I believe Gerrold intended "More Tribbles" for the 3rd season, but Freddie F. wasn't a fan of the original "Tribbles"so that was that. Besides, without Coon there to joke it up ("Tribbles" absolutely reeks of his humor) I think a live action episode would have been just as unfunny as the animated one.
 
Besides, without Coon there to joke it up ("Tribbles" absolutely reeks of his humor)
How are you drawing that conclusion? David Gerrold published a book version of "The Trouble With Tribbles" that traced his story from the initial conception and pitch to the final draft script. The story didn't change all that much, and most of the jokes were Gerrold's.

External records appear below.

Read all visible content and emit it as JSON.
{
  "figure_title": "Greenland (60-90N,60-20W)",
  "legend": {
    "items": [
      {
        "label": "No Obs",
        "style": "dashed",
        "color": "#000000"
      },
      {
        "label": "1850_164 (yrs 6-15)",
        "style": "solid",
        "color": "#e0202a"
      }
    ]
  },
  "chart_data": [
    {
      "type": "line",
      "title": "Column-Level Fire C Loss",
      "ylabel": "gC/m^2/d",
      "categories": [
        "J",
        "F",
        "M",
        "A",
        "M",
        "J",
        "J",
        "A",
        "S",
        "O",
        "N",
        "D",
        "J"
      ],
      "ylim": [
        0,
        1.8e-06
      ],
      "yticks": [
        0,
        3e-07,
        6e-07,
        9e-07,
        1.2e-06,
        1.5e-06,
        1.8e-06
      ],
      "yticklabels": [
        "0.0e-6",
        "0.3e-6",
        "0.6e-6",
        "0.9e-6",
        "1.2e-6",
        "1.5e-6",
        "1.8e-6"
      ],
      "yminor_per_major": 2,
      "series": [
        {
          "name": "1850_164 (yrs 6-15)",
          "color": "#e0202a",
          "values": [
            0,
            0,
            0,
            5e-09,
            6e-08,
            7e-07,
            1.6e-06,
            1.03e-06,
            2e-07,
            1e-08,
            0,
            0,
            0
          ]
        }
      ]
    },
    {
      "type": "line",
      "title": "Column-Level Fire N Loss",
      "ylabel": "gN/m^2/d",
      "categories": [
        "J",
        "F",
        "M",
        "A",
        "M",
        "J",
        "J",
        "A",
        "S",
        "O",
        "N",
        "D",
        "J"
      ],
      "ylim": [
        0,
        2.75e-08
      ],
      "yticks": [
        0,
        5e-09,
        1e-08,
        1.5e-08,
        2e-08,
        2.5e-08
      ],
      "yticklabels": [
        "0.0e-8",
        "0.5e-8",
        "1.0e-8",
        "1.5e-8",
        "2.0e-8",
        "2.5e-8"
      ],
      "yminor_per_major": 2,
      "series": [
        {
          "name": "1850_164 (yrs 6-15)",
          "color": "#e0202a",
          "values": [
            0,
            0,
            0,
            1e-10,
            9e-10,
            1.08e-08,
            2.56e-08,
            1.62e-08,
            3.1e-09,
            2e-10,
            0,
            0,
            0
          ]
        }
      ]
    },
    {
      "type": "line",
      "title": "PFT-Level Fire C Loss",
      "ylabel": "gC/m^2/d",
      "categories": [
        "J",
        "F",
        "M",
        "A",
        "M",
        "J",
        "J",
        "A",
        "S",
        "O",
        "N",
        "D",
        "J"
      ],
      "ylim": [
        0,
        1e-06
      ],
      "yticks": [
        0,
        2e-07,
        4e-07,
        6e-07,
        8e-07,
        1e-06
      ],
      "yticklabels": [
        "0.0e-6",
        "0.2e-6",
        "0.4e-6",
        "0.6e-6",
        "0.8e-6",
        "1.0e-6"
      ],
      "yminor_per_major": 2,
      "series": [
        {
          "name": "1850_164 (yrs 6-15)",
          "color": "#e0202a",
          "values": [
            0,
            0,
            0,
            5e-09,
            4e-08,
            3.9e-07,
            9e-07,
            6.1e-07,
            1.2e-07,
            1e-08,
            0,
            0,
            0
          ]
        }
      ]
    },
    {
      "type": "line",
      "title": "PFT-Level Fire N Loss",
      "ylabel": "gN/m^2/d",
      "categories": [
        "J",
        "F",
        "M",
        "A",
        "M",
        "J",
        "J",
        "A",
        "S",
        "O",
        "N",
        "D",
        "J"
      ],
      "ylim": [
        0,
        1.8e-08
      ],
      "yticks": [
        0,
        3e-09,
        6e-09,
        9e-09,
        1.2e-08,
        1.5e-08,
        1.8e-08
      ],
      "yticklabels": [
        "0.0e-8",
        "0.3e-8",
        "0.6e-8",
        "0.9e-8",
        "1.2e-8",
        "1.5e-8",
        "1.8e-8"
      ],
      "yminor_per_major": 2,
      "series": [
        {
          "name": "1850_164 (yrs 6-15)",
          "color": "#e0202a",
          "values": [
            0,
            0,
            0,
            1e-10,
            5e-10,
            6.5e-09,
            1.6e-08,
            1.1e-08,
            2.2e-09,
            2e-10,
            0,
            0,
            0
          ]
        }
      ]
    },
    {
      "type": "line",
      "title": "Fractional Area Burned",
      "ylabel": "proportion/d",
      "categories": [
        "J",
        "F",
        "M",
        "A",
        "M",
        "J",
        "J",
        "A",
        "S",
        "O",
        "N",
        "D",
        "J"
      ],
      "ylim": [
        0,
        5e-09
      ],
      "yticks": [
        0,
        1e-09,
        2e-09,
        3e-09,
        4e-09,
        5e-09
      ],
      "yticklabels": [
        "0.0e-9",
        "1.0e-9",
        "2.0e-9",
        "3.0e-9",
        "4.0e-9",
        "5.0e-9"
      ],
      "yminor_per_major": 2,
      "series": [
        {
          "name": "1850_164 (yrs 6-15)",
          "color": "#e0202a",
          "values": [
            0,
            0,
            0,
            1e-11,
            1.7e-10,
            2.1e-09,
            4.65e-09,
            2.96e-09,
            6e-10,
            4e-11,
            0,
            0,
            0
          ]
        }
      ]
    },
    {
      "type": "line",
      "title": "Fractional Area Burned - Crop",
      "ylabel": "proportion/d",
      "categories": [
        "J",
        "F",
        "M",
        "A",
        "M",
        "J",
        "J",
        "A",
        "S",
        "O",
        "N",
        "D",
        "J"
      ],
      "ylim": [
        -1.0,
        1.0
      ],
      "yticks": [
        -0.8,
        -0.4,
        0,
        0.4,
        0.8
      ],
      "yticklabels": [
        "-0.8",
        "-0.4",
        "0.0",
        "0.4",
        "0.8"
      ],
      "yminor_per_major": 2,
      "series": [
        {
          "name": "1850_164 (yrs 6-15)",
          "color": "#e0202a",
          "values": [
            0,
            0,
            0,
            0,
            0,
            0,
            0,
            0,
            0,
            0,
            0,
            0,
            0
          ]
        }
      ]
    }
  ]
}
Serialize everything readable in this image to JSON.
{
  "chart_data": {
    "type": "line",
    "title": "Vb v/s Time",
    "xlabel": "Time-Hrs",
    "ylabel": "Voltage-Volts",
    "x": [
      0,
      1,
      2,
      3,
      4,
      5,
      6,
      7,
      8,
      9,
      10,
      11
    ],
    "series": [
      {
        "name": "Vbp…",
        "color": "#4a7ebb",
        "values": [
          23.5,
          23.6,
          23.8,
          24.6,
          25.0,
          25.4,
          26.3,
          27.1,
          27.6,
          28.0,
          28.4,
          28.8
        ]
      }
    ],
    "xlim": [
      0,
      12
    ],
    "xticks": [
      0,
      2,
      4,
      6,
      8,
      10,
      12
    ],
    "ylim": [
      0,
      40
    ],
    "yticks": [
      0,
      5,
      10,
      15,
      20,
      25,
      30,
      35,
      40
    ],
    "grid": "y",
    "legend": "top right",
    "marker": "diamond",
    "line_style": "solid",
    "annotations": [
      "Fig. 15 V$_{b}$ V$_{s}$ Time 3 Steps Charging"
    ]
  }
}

As I recall, the only scenes that were outright added or reworked by Coon were the briefing room scene in the teaser with Chekov (still a very new character when Gerrold was writing his script), and the brief scene with Spock and McCoy examining a Tribble in sickbay. Gerrold took a bit of issue with a Bible-quoting Spock ("They neither reap nor sow") and McCoy's "I like them... Better than I like you," line, which he found a bit too mean.
 
I didn't say Coon wrote it or chunks of it. I am just pointing out that a lot of the humor smacks of Coon. And I know that book you are referencing. To my ear "More Tribbles" doesn't always exhibit a same "voice" in its humor as "Tribbles". This leads me to suspect that a number of those funny lines came from or were tweaked by him. Staff writers often touched scripts, and most of those tweaks went uncredited.
 
Hmmm, I suppose, could have worked. Yes, like the Horta costume in a way!

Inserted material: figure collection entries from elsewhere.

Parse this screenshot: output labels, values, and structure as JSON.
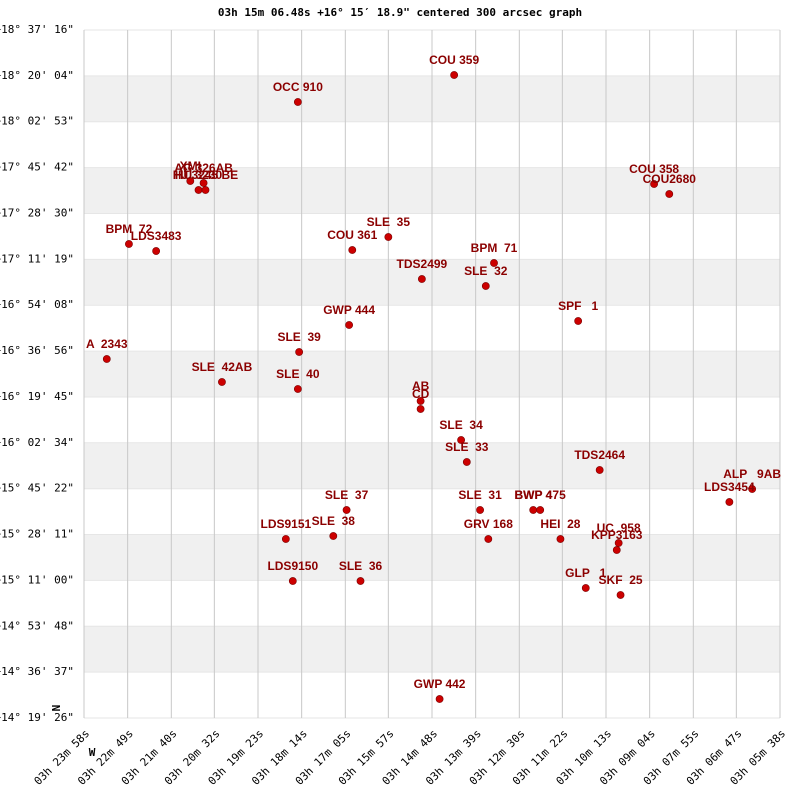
{
  "chart_data": {
    "type": "scatter",
    "title": "03h 15m 06.48s +16° 15′ 18.9\" centered 300 arcsec graph",
    "color": "#cc0000",
    "labels": [
      "COU 359",
      "OCC 910",
      "XMI",
      "HU 3230",
      "AG 326AB",
      "HJ 3245 BE",
      "COU 358",
      "COU2680",
      "BPM  72",
      "LDS3483",
      "SLE  35",
      "COU 361",
      "BPM  71",
      "TDS2499",
      "SLE  32",
      "SPF   1",
      "GWP 444",
      "A  2343",
      "SLE  39",
      "SLE  42AB",
      "SLE  40",
      "AB",
      "CD",
      "SLE  34",
      "SLE  33",
      "TDS2464",
      "ALP   9AB",
      "LDS3454",
      "SLE  37",
      "SLE  31",
      "BWP 4",
      "BWP 475",
      "LDS9151",
      "SLE  38",
      "GRV 168",
      "HEI  28",
      "UC  958",
      "KPP3163",
      "LDS9150",
      "SLE  36",
      "GLP   1",
      "SKF  25",
      "GWP 442"
    ],
    "x": [
      11653,
      11900,
      12070,
      12057,
      12049,
      12046,
      11337,
      11313,
      12167,
      12124,
      11757,
      11814,
      11590,
      11704,
      11603,
      11457,
      11819,
      12202,
      11898,
      12020,
      11900,
      11706,
      11706,
      11642,
      11633,
      11423,
      11182,
      11218,
      11823,
      11612,
      11528,
      11517,
      11919,
      11844,
      11599,
      11485,
      11393,
      11396,
      11908,
      11801,
      11445,
      11390,
      11676
    ],
    "values": [
      66024,
      65417,
      63640,
      63438,
      63595,
      63438,
      63573,
      63348,
      62224,
      62066,
      62381,
      62089,
      61797,
      61437,
      61280,
      60493,
      60403,
      59638,
      59796,
      59121,
      58964,
      58694,
      58514,
      57817,
      57322,
      57142,
      56715,
      56423,
      56243,
      56243,
      56243,
      56243,
      55591,
      55658,
      55591,
      55591,
      55501,
      55343,
      54646,
      54646,
      54489,
      54332,
      51993
    ],
    "xlim": [
      12238,
      11138
    ],
    "ylim": [
      51566,
      67036
    ],
    "xticks": [
      {
        "value": 12238,
        "label": "03h 23m 58s"
      },
      {
        "value": 12169,
        "label": "03h 22m 49s"
      },
      {
        "value": 12100,
        "label": "03h 21m 40s"
      },
      {
        "value": 12032,
        "label": "03h 20m 32s"
      },
      {
        "value": 11963,
        "label": "03h 19m 23s"
      },
      {
        "value": 11894,
        "label": "03h 18m 14s"
      },
      {
        "value": 11825,
        "label": "03h 17m 05s"
      },
      {
        "value": 11757,
        "label": "03h 15m 57s"
      },
      {
        "value": 11688,
        "label": "03h 14m 48s"
      },
      {
        "value": 11619,
        "label": "03h 13m 39s"
      },
      {
        "value": 11550,
        "label": "03h 12m 30s"
      },
      {
        "value": 11482,
        "label": "03h 11m 22s"
      },
      {
        "value": 11413,
        "label": "03h 10m 13s"
      },
      {
        "value": 11344,
        "label": "03h 09m 04s"
      },
      {
        "value": 11275,
        "label": "03h 07m 55s"
      },
      {
        "value": 11207,
        "label": "03h 06m 47s"
      },
      {
        "value": 11138,
        "label": "03h 05m 38s"
      }
    ],
    "yticks": [
      {
        "value": 67036,
        "label": "+18° 37' 16\""
      },
      {
        "value": 66004,
        "label": "+18° 20' 04\""
      },
      {
        "value": 64973,
        "label": "+18° 02' 53\""
      },
      {
        "value": 63942,
        "label": "+17° 45' 42\""
      },
      {
        "value": 62910,
        "label": "+17° 28' 30\""
      },
      {
        "value": 61879,
        "label": "+17° 11' 19\""
      },
      {
        "value": 60848,
        "label": "+16° 54' 08\""
      },
      {
        "value": 59816,
        "label": "+16° 36' 56\""
      },
      {
        "value": 58785,
        "label": "+16° 19' 45\""
      },
      {
        "value": 57754,
        "label": "+16° 02' 34\""
      },
      {
        "value": 56722,
        "label": "+15° 45' 22\""
      },
      {
        "value": 55691,
        "label": "+15° 28' 11\""
      },
      {
        "value": 54660,
        "label": "+15° 11' 00\""
      },
      {
        "value": 53628,
        "label": "+14° 53' 48\""
      },
      {
        "value": 52597,
        "label": "+14° 36' 37\""
      },
      {
        "value": 51566,
        "label": "+14° 19' 26\""
      }
    ],
    "compass": {
      "north": "N",
      "west": "W"
    }
  }
}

I wonder if the second season had allowed to continue if they would have done an episode with the Horta. I think they would translate well to animation, maybe even better than the live version.
 
I didn't say Coon wrote it or chunks of it. I am just pointing out that a lot of the humor smacks of Coon. And I know that book you are referencing. To my ear "More Tribbles" doesn't always exhibit a same "voice" in its humor as "Tribbles". This leads me to suspect that a number of those funny lines came from or were tweaked by him. Staff writers often touched scripts, and most of those tweaks went uncredited.

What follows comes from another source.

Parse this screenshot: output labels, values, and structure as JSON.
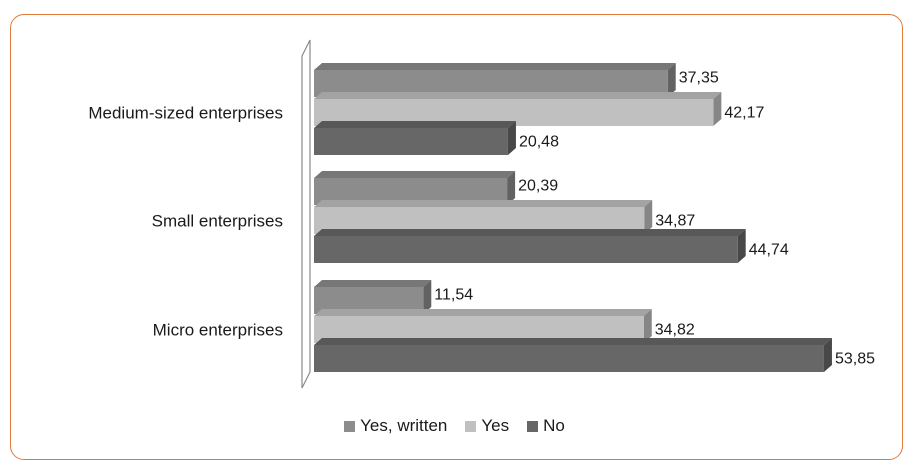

...So you're discounting all the clear documentation about the writing of this episode (much more than we have for most TOS episodes) because you have a feeling? :vulcan: :wtf:
 
...So you're discounting all the clear documentation about the writing of this episode (much more than we have for most TOS episodes) because you have a feeling? :vulcan: :wtf:
For the last time (and seriously, last time), I am saying that TO MY EAR (in case you didn't catch the emphasis in the previous post) the voice of some of the jokey lines smacks of Coon; the same Coon that Gerrold says—in his own book—helped guide him by making suggestions through his agent so he that he could do revisions without being given an official assignment. If you find this completely impossible, so be it, but as to the "documentation" Gerrold's memoir of the writing of his episode would hardly qualify as an objective account.